Избранное - [39]
— А как же это с тобой случилось? — спросил Денисов, хотя слышал уже не раз, но он знал, что Алешин рассказывает об этом с удовольствием и с некоторой даже гордостью, и каждый раз с новыми подробностями.
— Да так и случилось, — сразу начал Алешин, ободрясь и прогоняя грусть. — Работал в ночной смене. Вышел из цеха, гляжу, с конца двора бежит паровоз. Он днем на завод состав с железом привез. И что-то, понимаешь, екнуло мое сердце, и стало холодно у меня в груди. Думаю, ночь, а он так бежит. И, главное, бежит по тем путям, что идут к третьей домне. Все ближе и ближе ко мне, и ход убыстряет. А у нас на заводе как-то был такой случай. Машинист не закрыл как следует рычаг и отлучился куда-то на время. А пар в котле поднялся, и паровоз сам пошел, подбежал к цеховым воротам и давай их ломать. Потом еще в Таганроге, когда я там работал в восемнадцатом году, и мы, чтобы выкурить юнкеров, пустили на них паровоз. Юнкера были в вокзале. А рельсы прямо в него упираются.

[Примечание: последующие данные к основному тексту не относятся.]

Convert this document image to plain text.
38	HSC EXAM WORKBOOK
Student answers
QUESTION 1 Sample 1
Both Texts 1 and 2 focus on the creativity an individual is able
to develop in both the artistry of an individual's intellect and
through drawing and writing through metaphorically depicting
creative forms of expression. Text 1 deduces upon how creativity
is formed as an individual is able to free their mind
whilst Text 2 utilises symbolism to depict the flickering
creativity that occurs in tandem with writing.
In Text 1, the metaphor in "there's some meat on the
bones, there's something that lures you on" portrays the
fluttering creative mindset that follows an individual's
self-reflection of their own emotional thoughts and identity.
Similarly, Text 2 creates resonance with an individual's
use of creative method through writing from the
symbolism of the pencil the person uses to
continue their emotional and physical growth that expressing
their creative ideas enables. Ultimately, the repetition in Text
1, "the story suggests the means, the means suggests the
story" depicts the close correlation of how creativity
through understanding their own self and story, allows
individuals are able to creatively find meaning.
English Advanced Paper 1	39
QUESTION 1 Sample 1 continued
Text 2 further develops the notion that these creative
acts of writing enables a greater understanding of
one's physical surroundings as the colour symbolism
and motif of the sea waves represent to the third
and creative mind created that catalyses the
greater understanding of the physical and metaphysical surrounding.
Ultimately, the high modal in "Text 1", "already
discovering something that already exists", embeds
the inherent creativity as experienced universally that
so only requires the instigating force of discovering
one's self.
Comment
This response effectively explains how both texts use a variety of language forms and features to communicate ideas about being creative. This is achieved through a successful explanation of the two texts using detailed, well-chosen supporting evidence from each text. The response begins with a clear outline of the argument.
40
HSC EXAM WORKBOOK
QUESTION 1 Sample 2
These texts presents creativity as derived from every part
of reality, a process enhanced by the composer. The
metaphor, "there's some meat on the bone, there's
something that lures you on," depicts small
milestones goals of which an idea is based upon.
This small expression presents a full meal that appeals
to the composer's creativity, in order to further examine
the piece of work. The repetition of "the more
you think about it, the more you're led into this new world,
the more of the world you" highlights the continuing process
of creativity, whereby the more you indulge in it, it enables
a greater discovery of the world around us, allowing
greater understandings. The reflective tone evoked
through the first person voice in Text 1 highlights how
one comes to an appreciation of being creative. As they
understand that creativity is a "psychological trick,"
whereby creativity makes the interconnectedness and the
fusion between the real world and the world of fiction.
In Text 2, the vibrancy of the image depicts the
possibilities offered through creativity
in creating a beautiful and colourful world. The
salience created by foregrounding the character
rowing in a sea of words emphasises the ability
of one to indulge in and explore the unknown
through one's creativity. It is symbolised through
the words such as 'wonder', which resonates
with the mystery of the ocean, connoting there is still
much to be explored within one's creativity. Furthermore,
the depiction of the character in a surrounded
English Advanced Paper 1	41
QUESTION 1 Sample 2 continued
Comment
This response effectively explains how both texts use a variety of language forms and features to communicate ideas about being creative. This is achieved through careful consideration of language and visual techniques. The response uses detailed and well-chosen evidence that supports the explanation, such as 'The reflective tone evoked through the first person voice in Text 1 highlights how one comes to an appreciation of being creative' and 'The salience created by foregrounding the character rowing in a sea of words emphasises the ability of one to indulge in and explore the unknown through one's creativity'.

Ну, паровоз разломал стену и юнкеров вышиб. Я тебе, Денисов, об этом не рассказывал?
— Нет.
— Вот видишь… Как же это я забыл! Я был в Красной гвардии. И потому на фронт уходил, когда белые десант высаживали.
Ну, ладно, гляжу я на паровоз, а сердце у меня все холодеет. И весь я начинаю дрожать. Пробегает он мимо меня, я — глядь в будку, а там нет никого. Меня ка-а-ак кинет в жар — и я что есть силы — за ним! Вскочил, схватил за рычаг, да впопыхах, да и не зная еще как следует, повернул не в ту сторону, и паровоз побежал быстрее. Вот уже близко домна, и сейчас паровоз дел наделает. Но понимаешь, Денисов, не растерялся я. Сразу повернул рычаг обратно и остановил. Начал слезать, да возьми не попади на ступеньку и оступись. Упал и ударился головой о камень. Помутнело у меня в голове, и чувствую: кровь застилает глаза. Дальше что было — не помню. Пришел в себя на носилках. Ну, вот и все, — устало вздохнул Алешин.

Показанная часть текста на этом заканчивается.